Иногда я нес Наани, и она обращалась к воспоминаниям о прежних днях нашего невероятно далекого прошлого; возможно, вы сочтете странным, что мы говорили о нем в столь жестоком и опасном пути, ведь мы принадлежали к тому грядущему веку, а не к нашему настоящему, и сегодняшнее бытие казалось нам, окруженным грозными опасностями, всего лишь сном, туманным видением; тем не менее, покидая то ущелье, мы много говорили о настоящем; чаще всего это случалось, когда какая-нибудь фраза пробуждала воспоминания, забытые благоуханные сны. Поймите же, насколько святой была эта память для нас. Она казалась далеким туманом, внутри которого сияют золотые огни, священным страданием духа… так тихий рассвет вселяет в сердце непонятную и сладкую боль.
Однажды Дева даже всплакнула у меня на руках – совсем тихо, стараясь, чтобы я ничего не заметил. Я промолчал, усматривая в ее слезах понятную скорбь по отцу и людям Малого Редута, навсегда оставшимся в отдаленном крае, и был прав, потому что Наани вскоре почувствовала облегчение, утерла глаза и уютнее прижалась ко мне.
Примерно в середине второго дня мы миновали пещеру, где я спал по пути наверх; я сказал об этом Наани, и она выразила намерение заглянуть туда, однако для этого следовало влезть по скале на добрых двадцать футов, и я не хотел, чтобы она без необходимости рисковала своей милой жизнью.
По пути мы нередко замечали странных тварей, таившихся между камнями; они не приближались к нам, однако я держал Дискос наготове; глаза мои всегда смотрели по сторонам, уши были настороже, а дух всегда помогал мне.
Теперь, когда ущелье привело нас вниз, Дева удивлялась теплу и густоте здешнего воздуха. Она даже пролила немного воды – как было и со мной, – пока не привыкла к столь бурному кипению.
Закончив каждый переход, мы спали по восемь часов в безопасном месте, а потом шли снова, и Дева охотно слушала мои рассказы о стране, к которой мы приближались.
Наани нередко задавала вопросы; она уже предвкушала свидание с морем – как счастливый ребенок, никогда не видевший его.
Мы все еще находились в ущелье, посреди огненных ям и жерл; и пламя тут и там вырывалось из земли, освещая стены ущелья, которые вновь погружались в тень, после того как угасал язык огня.
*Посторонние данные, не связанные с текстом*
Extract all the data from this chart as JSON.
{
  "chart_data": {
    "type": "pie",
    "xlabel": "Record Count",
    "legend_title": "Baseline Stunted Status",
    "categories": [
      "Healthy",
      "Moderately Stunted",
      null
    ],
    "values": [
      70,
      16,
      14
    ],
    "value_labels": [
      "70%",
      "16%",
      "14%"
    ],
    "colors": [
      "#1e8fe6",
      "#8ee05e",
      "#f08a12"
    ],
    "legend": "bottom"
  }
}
Нередко свет и бормотание огненных ям сменялись предельной темнотой. Время от времени мимо нас проползала змея, пробегал громадный скорпион, а порой некое движение в тени очередного большого камня извещало меня о затаившемся чудище, поэтому я держался настороже и всегда держал наготове Дискос.
На шестом часу четвертого дня я показал Деве уступ, на котором в первый раз заночевал в ущелье.
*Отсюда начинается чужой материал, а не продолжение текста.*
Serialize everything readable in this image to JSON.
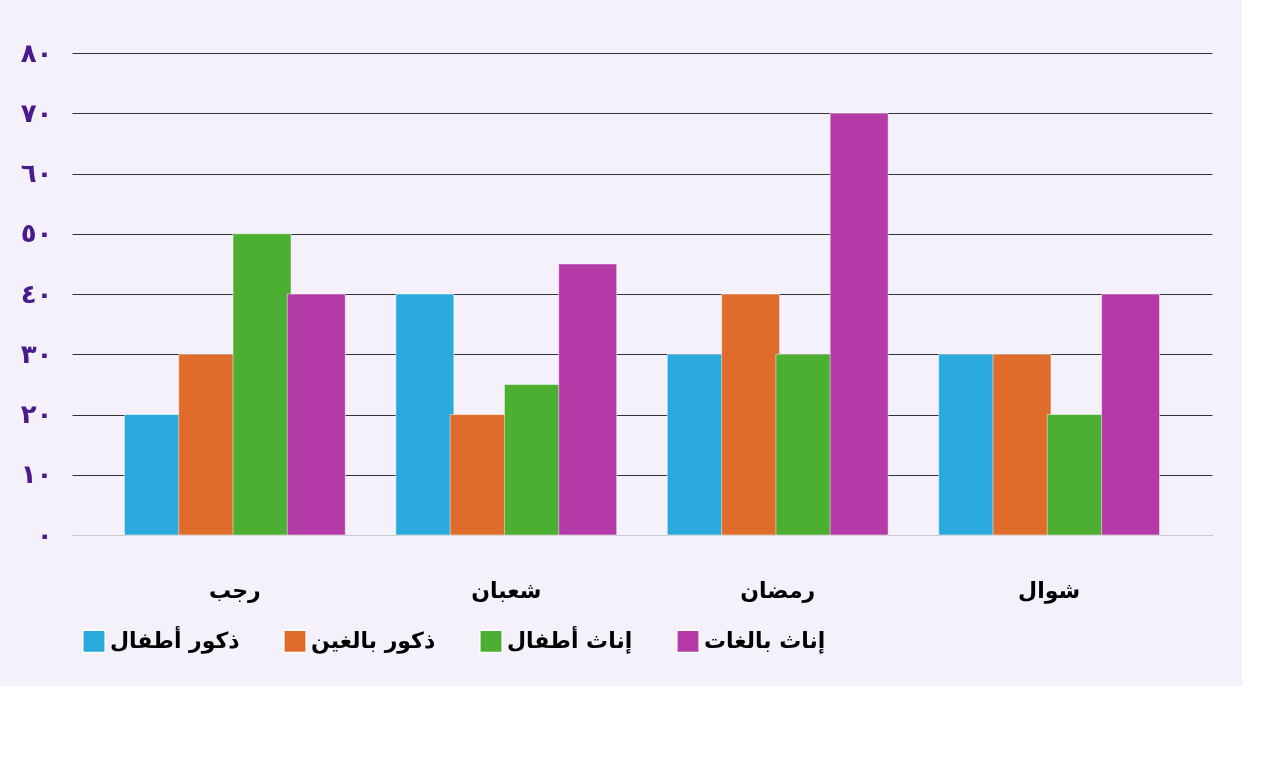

Еще пять часов мы шли во мраке, и на одиннадцатый час вдали показалось зарево. Взяв Деву за плечи, я показал ей далекий отблеск огней ждавшей нас великой страны.
И мы побежали вниз, спотыкаясь и оступаясь, но это не останавливало нас: с детским счастьем мы бежали к свету. А на двенадцатый час перехода перед нами открылся чудесный Морской Край.